AFAIK (the article also mentions that), the concept of duelling is still very present (and often a requirement) in German, Austrian and Swiss fraternities, but they now wear protection : https://sensor-magazin.de/app/uploads/2015/09/CorpsHassia_St...
It's true that some fraternities (more specifically, groups with common fencing rules called a Waffenring) have also moved to a "Hochcomment", i.e. a set of rules where hitting the cheek is banned entirely.
Catholic ones now prohibit self harm through Mensur.
Some now protect the face completely while fencing, and others dont make it obligatory for the scar to be apparent anymore.
And contrary to the Wikipedia article, I would say its an upper middle class thing rather than an upper class thung, even if some Burschenschaften have very high connections.
However, what sounds pleasing from the point of view of the student fraternities is different on the bottom line. "Despite the new admissions we have a minus of about 200 members per year", says CV managing director Weiskorn. This is due to the fact that the vast majority of members are older academics, some of whom die every year. This development is in line with the long-term trend that can be observed overall among the student fraternities: "According to information from the cross-corporate mergers CDA and CDK, the number of fraternity members declined significantly between 1997 and 2009," says political scientist Kurth. "This downward spiral is accompanied by a massive loss of importance." Less than one percent of all students are now organized in corporations.
It's worth mentioning that most fraternities don't duel. Dueling fraternities are the reactionary minority of a conservative minority.
As someone that knows quite a few people from dueling fraternities (recent graduates), I don't think that's a fair generalization (even though that's the common trope). There has been a lot of organizational changes in the last two decades around one of the biggest associations for dueling fraternities (DB), where a lot of fraternities that didn't align with their reactionary views left and founded associations of their own. As a result of that, DB is now half of its initial size. And there are probably also a few that didn't leave where the younger generation has more progressive views, but they weren't able to convince the old inactive members (which are the bulk) to leave.
So yeah, they are generally of a conservative political mindset, but I would say that the strong political tendencies portrayed in media and hearsay only apply to maybe ~1/3 or less of dueling fraternities.
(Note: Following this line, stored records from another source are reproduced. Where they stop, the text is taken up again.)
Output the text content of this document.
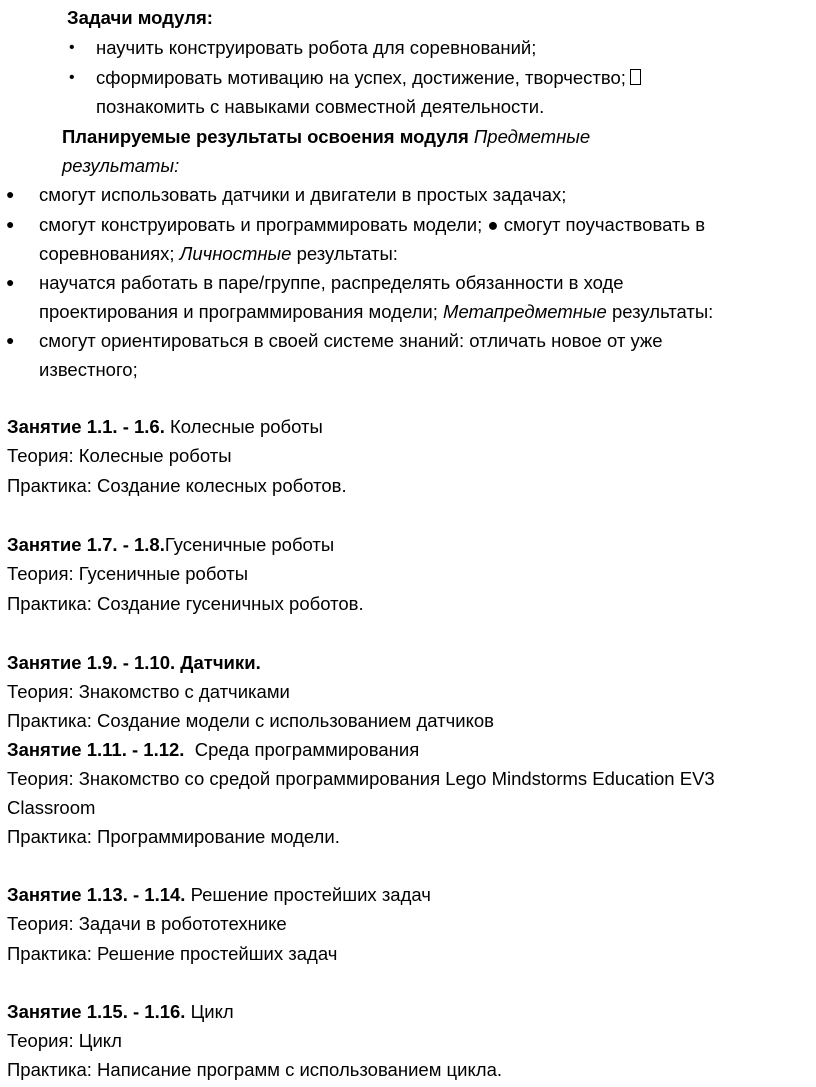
Задачи модуля:
• научить конструировать робота для соревнований;
• сформировать мотивацию на успех, достижение, творчество;
познакомить с навыками совместной деятельности.
Планируемые результаты освоения модуля Предметные
результаты:
● смогут использовать датчики и двигатели в простых задачах;
● смогут конструировать и программировать модели; ● смогут поучаствовать в
соревнованиях; Личностные результаты:
● научатся работать в паре/группе, распределять обязанности в ходе
проектирования и программирования модели; Метапредметные результаты:
● смогут ориентироваться в своей системе знаний: отличать новое от уже
известного;
Занятие 1.1. - 1.6. Колесные роботы
Теория: Колесные роботы
Практика: Создание колесных роботов.
Занятие 1.7. - 1.8.Гусеничные роботы
Теория: Гусеничные роботы
Практика: Создание гусеничных роботов.
Занятие 1.9. - 1.10. Датчики.
Теория: Знакомство с датчиками
Практика: Создание модели с использованием датчиков
Занятие 1.11. - 1.12. Среда программирования
Теория: Знакомство со средой программирования Lego Mindstorms Education EV3
Classroom
Практика: Программирование модели.
Занятие 1.13. - 1.14. Решение простейших задач
Теория: Задачи в робототехнике
Практика: Решение простейших задач
Занятие 1.15. - 1.16. Цикл
Теория: Цикл
Практика: Написание программ с использованием цикла.
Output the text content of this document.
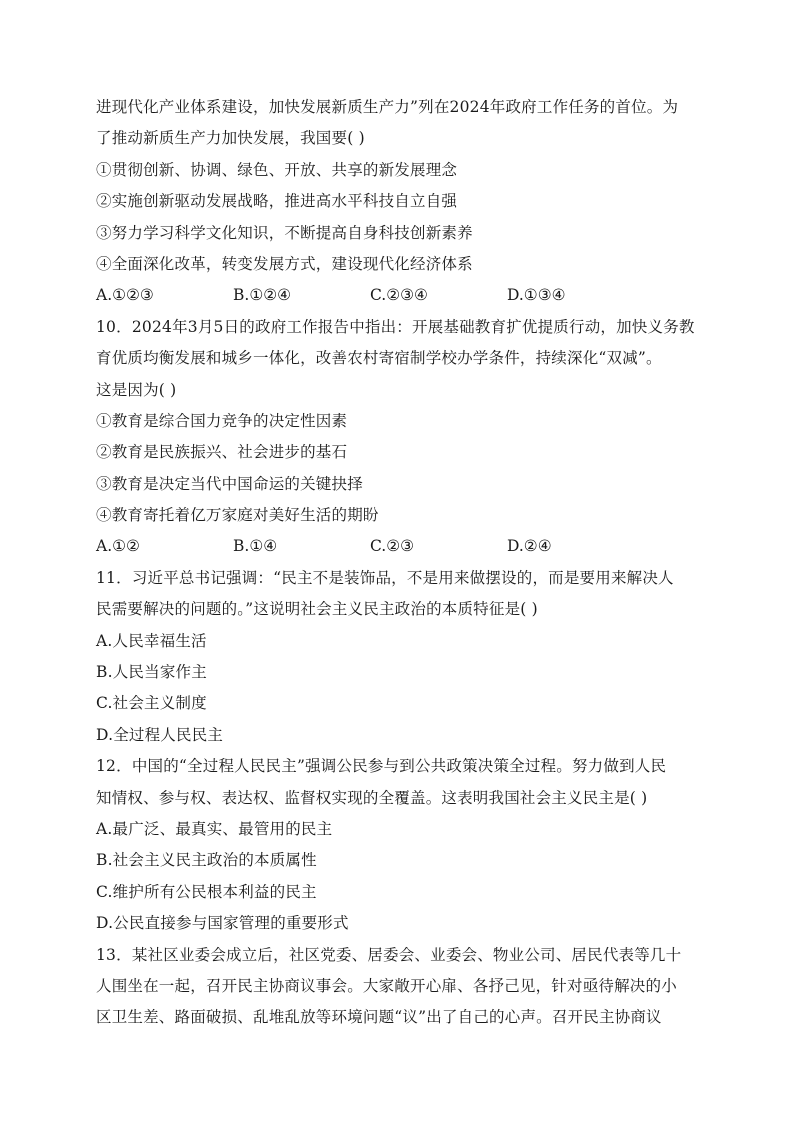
进现代化产业体系建设，加快发展新质生产力”列在2024年政府工作任务的首位。为
了推动新质生产力加快发展，我国要( )
①贯彻创新、协调、绿色、开放、共享的新发展理念
②实施创新驱动发展战略，推进高水平科技自立自强
③努力学习科学文化知识，不断提高自身科技创新素养
④全面深化改革，转变发展方式，建设现代化经济体系
A.①②③	B.①②④	C.②③④	D.①③④
10．2024年3月5日的政府工作报告中指出：开展基础教育扩优提质行动，加快义务教
育优质均衡发展和城乡一体化，改善农村寄宿制学校办学条件，持续深化“双减”。
这是因为( )
①教育是综合国力竞争的决定性因素
②教育是民族振兴、社会进步的基石
③教育是决定当代中国命运的关键抉择
④教育寄托着亿万家庭对美好生活的期盼
A.①②	B.①④	C.②③	D.②④
11．习近平总书记强调：“民主不是装饰品，不是用来做摆设的，而是要用来解决人
民需要解决的问题的。”这说明社会主义民主政治的本质特征是( )
A.人民幸福生活
B.人民当家作主
C.社会主义制度
D.全过程人民民主
12．中国的“全过程人民民主”强调公民参与到公共政策决策全过程。努力做到人民
知情权、参与权、表达权、监督权实现的全覆盖。这表明我国社会主义民主是( )
A.最广泛、最真实、最管用的民主
B.社会主义民主政治的本质属性
C.维护所有公民根本利益的民主
D.公民直接参与国家管理的重要形式
13．某社区业委会成立后，社区党委、居委会、业委会、物业公司、居民代表等几十
人围坐在一起，召开民主协商议事会。大家敞开心扉、各抒己见，针对亟待解决的小
区卫生差、路面破损、乱堆乱放等环境问题“议”出了自己的心声。召开民主协商议
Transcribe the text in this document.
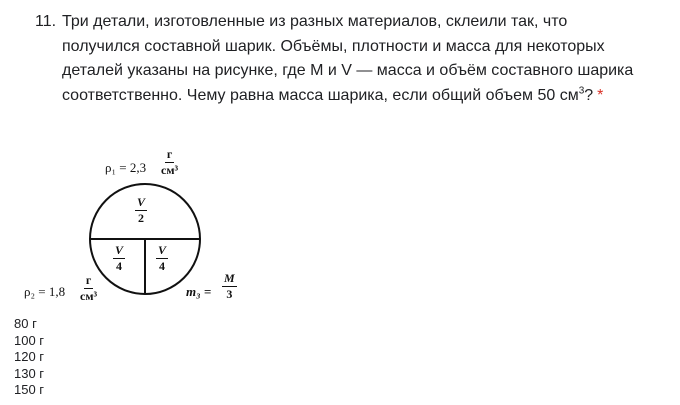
11. Три детали, изготовленные из разных материалов, склеили так, что получился составной шарик. Объёмы, плотности и масса для некоторых деталей указаны на рисунке, где M и V — масса и объём составного шарика соответственно. Чему равна масса шарика, если общий объем 50 $см^3$? *
ρ₁ = 2,3
г
см³
$\frac{V}{2}$
$\frac{V}{4}$	$\frac{V}{4}$
ρ₂ = 1,8
г
см³	$m_3 = \frac{M}{3}$
80 г
100 г
120 г
130 г
150 г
I personally don't share the values of fraternities, and would never join one, but I've also come to see that they can be a good station for young adolescents leaving their parents homes for the first time, if done right, and would also love to see them open up to more diverse groups of people.
In the last years, community structures for teenagers/adolescents (e.g. sport clubs, scouts) are becoming less and less popular, and I'd hate for that trend to continue, as I personally wouldn't be the same without them, had they not existed. I'd rather see them reform than be shunned out of existence.
Unfortunately growing quite fashionable in the greater society.
The not cool part was that the organization was arch-conservative and xenophobic. Fun parties though.
A friend spooked me while I was at work on the motherboard, I quickly recoiled, but my hand caught the razor sharp edge of a stamped steel case.
The scar is still there, and fairly large. I've always called it my geek dueling scar.
I guess the ATX case was the winner?
It's not huge, about 1 cm in length and 2mm at its widest point, but it's pretty much the only scar on my arms.
(that link goes to the question. here's a direct link to the first-person account: https://travel.stackexchange.com/a/69363)
Now I'm on a train of thought that wonders what the customary analogous marker of status for women would be. That is, they all seem to be external (jewelry, ballgowns, high-status relatives) and not marked on the body.
Yes, in our times people use tattoos, piercings, etc. Doesn't seem that different.
I thought the Kayan practice of wearing lots of brass coils around the neck also was a status symbol, but Wikipedia doesn’t mention it (https://en.wikipedia.org/wiki/Kayan_people_(Myanmar) )
Not having a tan (shows you don’t have to work in the fields) also was a status symbol at some time. Then, it became having a tan in early spring (shows you’re well enough of to go on a skiing holiday) or winter (shows you also can go on holiday in autumn).
Nowadays, having a tan year round again can again show lack of status (uses a tanning bed because of lack of funds to go on holiday)
I guess obvious (but not too obvious) use of aesthetic surgery or Botox served as a status symbol at some time, too, but here, too, that signal is confusing nowadays.
isn't that a common effect, e.g. https://www.npr.org/sections/thesalt/2015/03/26/394339284/ho...
> customary analogous marker of status for women would be.
Perhaps speaking numerous languages, playing the Piano, dancing/ballet etc.?
Looks like those feelings did not entirely came from nowhere
The modern day engineering equivalent to this is HackerRank.